Sentence Boundary Detection (SBD)
Split text into sentences with a vanilla
rule based approach (i.e working ~95% of the time).
- Split a text based on period, question- and exclamation marks.
- Skips (most) abbreviations (Mr., Mrs., PhD.)
- Skips numbers/currency
- Skips urls, websites, email addresses, phone nr.

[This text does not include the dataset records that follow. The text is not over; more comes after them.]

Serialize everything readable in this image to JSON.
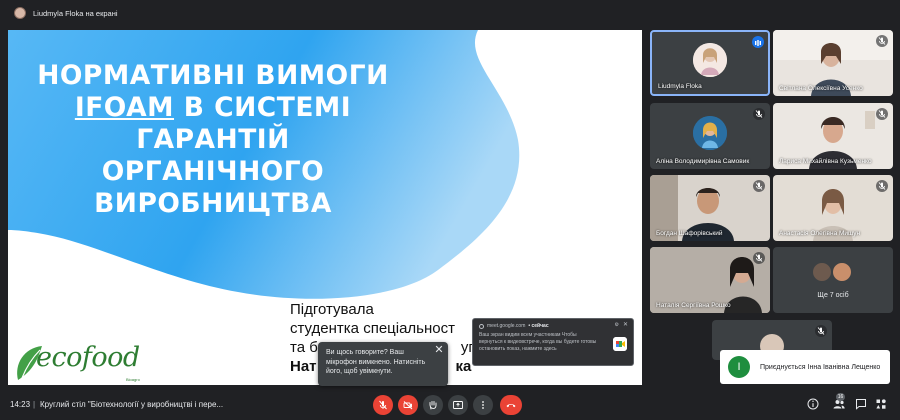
{
  "topbar": {
    "presenting_label": "Liudmyla Floka на екрані"
  },
  "slide": {
    "title_lines": [
      "НОРМАТИВНІ ВИМОГИ",
      "IFOAM",
      " В СИСТЕМІ",
      "ГАРАНТІЙ",
      "ОРГАНІЧНОГО",
      "ВИРОБНИЦТВА"
    ],
    "sub_lines": [
      "Підготувала",
      "студентка спеціальност",
      "та б",
      "упа",
      "Нат",
      "ка"
    ],
    "logo_text": "ecofood",
    "logo_sub": "Bioagro"
  },
  "mic_popup": {
    "text": "Ви щось говорите? Ваш мікрофон вимкнено. Натисніть його, щоб увімкнути."
  },
  "notification": {
    "source": "meet.google.com",
    "time": "• сейчас",
    "body": "Ваш экран видим всем участникам Чтобы вернуться к видеовстрече, когда вы будете готовы остановить показ, нажмите здесь"
  },
  "participants": [
    {
      "name": "Liudmyla Floka"
    },
    {
      "name": "Світлана Олексіївна Усенко"
    },
    {
      "name": "Аліна Володимирівна Самовик"
    },
    {
      "name": "Лариса Михайлівна Кузьменко"
    },
    {
      "name": "Богдан Шафорівський"
    },
    {
      "name": "Анастасія Олегівна Мишун"
    },
    {
      "name": "Наталія Сергіївна Рошко"
    }
  ],
  "more": {
    "label": "Ще 7 осіб"
  },
  "join_popup": {
    "initial": "І",
    "text": "Приєднується Інна Іванівна Лещенко"
  },
  "bottombar": {
    "time": "14:23",
    "separator": "|",
    "meeting_title": "Круглий стіл \"Біотехнології у виробництві і пере...",
    "people_count": "16"
  },
  "colors": {
    "accent": "#8ab4f8",
    "danger": "#ea4335",
    "background": "#202124",
    "tile": "#3c4043"
  }
}
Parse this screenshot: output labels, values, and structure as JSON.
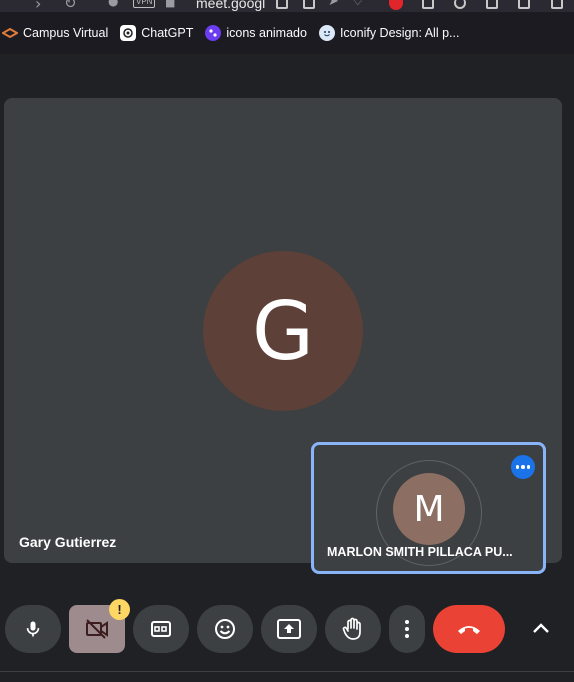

- Counts ellipsis and ?! as single punctuation
Installation
Use npm:
$ npm install sbd
How to
var tokenizer = require('@ckirby/sbd');
var text = "On Jan. 20, former Sen. Barack Obama became the 44th President of the U.S. Millions attended the Inauguration.";
var sentences = tokenizer.sentences(text, optional_options);
Optional options
var options = {
"preserve_whitespace" : false,
"abbreviations" : null
};
preserve_whitespace
: Preserve the literal whitespace between words and sentences (otherwise, internal spaces are normalized to a single space char, and inter-sentence whitespace is omitted).abbreviations
: list of abbreviations to override the original ones for use with other languages. Don't put dots in abbreviations.
Contributing
You can run unit tests with npm test
.
If you feel something is missing, you can open an issue stating the problem sentence and desired result. If code is unclear give me a @mention. Pull requests are welcome.
Building the (minified) scripts
npm install -g browserify
npm run-script build